La fonctionnalité est dépendante de la coopération. Sans la formulation d’une offre commune entre divers acteurs du bâtiment, la performance d’un confort thermique global ne peut être réellement atteinte. De même, sans ce travail de révélation des usages du clients, sans son partage d’information et sa confiance réciproque, la dynamique d’accompagnement ne peut être engagée.
Coopérer une déterminante du développement d’une entreprise servicielle. La coopération n’y est donc pas un simple argument pour valoriser un bon relationnel avec le client, ce n’est pas une valeur ou la certification du sourire du plombier, ni même l’assurance d’avoir à faire avec un interlocuteur aimable. Elle n’a également rien à voir avec l’entraide entre des entreprises du même secteur ou du même territoire. D’ailleurs, elle commence là où cesse l’entraide.
La coopération ne se décrète pas, ne se mesure pas, ne s’achète pas, ne se calcule pas, elle se travail !
La coopération se définit comme la prise en compte des contraintes des autres dans son propre travail (et réciproquement).
Dans une logique classique, les entreprises fonctionnent en silos. Chaque service, chaque entreprise, chaque secteur, public ou privé, travaillent sur leurs spécialités sans se soucier des autres ou pour bien souvent : se concurrencer.
Le petit récit de trois aveugles et d’un éléphant illustre cette limite.
– « C’est rugueux et grand comme un tapis », dit l’un, attrapant l’oreille de l’animal.
– « C’est un tuyau droit et creux », affirme le deuxième en tenant la trompe.
– « C’est puissant et dur comme la colonne d’un temple » impose le troisième.
De cette manière, ces trois aveugles ne sauront jamais ce qu’est un éléphant.
Du fait que la coopération n’est pas naturelle, il est nécessaire de l’organiser. Il existe des modes d’organisation du travail et des type de relations avec le client qui sont plus ou moins propices à cette coopération. À la fois en interne, entre collaborateurs, entre les différents métiers, entre aveugles autour d’un éléphant. Comme en externe, avec les clients, avec les autres acteurs économique, avec le territoire dans sa globalité.
La coopération est permise, notamment, par la condition d’une confiance réciproque. La confiance, elle non plus, ne se décrète pas.

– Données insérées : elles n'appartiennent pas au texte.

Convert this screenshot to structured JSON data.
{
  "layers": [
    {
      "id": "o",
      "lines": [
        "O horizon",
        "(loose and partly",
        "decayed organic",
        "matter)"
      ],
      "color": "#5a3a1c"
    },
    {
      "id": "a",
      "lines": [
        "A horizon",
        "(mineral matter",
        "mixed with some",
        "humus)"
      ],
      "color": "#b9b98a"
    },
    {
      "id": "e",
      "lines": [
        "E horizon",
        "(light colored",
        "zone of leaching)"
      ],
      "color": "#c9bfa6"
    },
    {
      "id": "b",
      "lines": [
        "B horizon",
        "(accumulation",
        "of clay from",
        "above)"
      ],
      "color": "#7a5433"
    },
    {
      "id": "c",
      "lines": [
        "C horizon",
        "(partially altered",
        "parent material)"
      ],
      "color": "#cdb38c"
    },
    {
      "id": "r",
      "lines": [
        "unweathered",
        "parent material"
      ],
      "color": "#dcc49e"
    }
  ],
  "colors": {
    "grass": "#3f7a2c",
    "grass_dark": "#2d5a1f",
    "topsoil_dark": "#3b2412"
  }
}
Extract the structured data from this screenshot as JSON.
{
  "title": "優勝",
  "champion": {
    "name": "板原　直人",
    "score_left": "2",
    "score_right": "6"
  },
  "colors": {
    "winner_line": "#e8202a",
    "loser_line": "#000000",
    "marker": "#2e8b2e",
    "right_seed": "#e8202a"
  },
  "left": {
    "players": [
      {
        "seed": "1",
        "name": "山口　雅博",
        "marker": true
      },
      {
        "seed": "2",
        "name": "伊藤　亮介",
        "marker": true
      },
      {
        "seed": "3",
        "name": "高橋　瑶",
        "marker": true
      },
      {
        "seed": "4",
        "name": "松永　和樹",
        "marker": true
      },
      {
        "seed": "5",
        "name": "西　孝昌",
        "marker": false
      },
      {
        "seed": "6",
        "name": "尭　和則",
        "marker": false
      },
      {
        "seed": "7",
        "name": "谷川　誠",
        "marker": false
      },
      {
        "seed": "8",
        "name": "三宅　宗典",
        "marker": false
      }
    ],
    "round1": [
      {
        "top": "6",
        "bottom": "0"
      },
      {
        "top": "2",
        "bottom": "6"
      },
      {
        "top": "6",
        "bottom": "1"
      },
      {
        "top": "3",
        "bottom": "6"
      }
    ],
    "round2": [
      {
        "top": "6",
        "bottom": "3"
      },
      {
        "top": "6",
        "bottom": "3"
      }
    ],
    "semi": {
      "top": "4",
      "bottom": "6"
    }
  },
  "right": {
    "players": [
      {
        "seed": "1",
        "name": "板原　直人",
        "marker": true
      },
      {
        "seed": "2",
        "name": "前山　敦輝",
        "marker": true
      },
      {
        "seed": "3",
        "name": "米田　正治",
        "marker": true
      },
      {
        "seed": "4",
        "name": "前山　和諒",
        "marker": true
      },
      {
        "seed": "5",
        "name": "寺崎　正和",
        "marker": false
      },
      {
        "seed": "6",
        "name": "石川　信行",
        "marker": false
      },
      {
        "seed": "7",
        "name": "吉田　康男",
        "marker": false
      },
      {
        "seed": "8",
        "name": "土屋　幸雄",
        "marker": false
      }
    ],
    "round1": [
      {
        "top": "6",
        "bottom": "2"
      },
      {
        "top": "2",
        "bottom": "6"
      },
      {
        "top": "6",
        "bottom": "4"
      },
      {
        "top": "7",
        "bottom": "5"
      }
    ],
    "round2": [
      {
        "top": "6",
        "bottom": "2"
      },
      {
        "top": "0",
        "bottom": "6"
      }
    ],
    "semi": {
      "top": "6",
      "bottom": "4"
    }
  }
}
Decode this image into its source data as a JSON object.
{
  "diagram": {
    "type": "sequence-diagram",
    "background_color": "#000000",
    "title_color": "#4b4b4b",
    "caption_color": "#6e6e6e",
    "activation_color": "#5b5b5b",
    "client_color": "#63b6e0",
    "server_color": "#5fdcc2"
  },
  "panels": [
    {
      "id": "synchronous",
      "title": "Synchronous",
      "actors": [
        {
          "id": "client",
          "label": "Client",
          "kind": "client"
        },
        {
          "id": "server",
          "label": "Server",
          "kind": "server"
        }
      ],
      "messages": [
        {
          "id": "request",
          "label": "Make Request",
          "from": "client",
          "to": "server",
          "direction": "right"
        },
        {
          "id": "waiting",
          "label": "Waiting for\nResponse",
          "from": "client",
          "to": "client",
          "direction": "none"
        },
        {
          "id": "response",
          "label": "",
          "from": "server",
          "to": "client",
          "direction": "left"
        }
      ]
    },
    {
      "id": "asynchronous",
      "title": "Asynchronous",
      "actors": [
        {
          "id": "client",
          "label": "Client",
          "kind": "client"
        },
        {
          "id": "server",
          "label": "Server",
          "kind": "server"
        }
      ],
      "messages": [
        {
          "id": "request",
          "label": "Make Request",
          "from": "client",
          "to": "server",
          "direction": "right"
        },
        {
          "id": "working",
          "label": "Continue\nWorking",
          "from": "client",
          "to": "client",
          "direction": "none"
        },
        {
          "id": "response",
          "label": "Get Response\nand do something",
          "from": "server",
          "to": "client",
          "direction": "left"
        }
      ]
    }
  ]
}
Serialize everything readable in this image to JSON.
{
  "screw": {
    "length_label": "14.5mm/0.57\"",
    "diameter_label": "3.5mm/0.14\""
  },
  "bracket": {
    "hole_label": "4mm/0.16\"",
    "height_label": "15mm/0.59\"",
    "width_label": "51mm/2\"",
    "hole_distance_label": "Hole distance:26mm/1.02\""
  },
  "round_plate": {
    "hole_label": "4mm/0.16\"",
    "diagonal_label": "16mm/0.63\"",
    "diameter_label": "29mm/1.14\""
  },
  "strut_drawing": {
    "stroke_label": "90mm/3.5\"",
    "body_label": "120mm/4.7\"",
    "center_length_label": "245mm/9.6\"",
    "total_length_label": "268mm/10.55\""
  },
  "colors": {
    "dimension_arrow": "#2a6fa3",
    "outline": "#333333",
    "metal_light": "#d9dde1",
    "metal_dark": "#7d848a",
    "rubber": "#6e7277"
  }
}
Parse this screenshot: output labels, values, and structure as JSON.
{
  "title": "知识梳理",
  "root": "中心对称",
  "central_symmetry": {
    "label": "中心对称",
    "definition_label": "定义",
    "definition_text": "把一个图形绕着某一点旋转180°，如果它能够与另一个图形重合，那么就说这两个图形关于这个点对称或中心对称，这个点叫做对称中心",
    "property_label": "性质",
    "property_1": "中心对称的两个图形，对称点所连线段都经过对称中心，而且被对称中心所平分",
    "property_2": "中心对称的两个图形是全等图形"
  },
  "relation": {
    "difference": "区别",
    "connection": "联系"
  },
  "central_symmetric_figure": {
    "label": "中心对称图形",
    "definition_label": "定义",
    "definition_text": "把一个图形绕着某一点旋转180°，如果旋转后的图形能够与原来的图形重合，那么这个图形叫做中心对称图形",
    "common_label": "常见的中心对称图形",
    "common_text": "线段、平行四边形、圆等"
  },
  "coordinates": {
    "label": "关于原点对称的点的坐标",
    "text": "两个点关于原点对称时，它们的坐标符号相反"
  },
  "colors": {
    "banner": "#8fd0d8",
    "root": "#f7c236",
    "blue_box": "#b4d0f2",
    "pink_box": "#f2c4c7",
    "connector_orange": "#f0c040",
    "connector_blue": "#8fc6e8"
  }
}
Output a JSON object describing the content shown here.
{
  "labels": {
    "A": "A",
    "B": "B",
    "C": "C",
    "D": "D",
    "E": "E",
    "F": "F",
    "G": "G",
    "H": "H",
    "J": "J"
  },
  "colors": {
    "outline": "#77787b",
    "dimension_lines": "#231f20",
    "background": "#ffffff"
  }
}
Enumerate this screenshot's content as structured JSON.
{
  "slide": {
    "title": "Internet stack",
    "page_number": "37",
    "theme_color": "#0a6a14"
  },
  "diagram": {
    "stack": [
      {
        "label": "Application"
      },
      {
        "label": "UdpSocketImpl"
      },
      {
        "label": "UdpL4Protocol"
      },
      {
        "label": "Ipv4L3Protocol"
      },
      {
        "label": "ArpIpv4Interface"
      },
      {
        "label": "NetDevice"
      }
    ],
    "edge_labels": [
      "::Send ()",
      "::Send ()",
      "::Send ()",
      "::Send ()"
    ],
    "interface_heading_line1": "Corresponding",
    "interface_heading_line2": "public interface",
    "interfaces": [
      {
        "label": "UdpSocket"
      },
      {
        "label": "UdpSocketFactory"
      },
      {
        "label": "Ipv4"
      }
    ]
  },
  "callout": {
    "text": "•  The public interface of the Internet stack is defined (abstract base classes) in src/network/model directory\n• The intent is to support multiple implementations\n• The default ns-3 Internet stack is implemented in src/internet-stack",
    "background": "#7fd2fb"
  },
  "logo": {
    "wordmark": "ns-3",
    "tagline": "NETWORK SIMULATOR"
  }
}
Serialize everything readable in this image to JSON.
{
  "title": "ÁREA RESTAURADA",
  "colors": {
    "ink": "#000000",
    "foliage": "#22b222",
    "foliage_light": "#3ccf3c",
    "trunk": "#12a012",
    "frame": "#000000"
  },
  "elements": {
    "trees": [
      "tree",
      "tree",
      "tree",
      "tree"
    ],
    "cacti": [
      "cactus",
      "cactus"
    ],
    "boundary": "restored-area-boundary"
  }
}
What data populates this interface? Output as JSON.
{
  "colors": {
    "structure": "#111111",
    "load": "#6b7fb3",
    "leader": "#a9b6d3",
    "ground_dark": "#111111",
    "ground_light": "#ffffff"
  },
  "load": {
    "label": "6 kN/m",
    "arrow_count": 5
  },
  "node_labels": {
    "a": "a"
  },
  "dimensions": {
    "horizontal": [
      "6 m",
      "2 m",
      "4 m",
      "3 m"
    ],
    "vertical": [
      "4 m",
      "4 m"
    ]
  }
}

Elle s’évalue, se travaille, s’organise et bien évidement, ne s’achète pas, ne se délivre pas à tout le monde sans avoir réuni les conditions particulières à son émergence selon les individualités divers et complexes.
L’Economie de la Fonctionnalité et de la Coopération est à ces égards un ensemble de clés de lecture pour mettre au travail vos conditions de coopération. C’est par ce travail de fond, très ancré dans le réel de situations professionnelles concrètes, que nous pouvons prétendre requalifier la valeur que nous produisons à l’échelle de grandes fonctionnalités.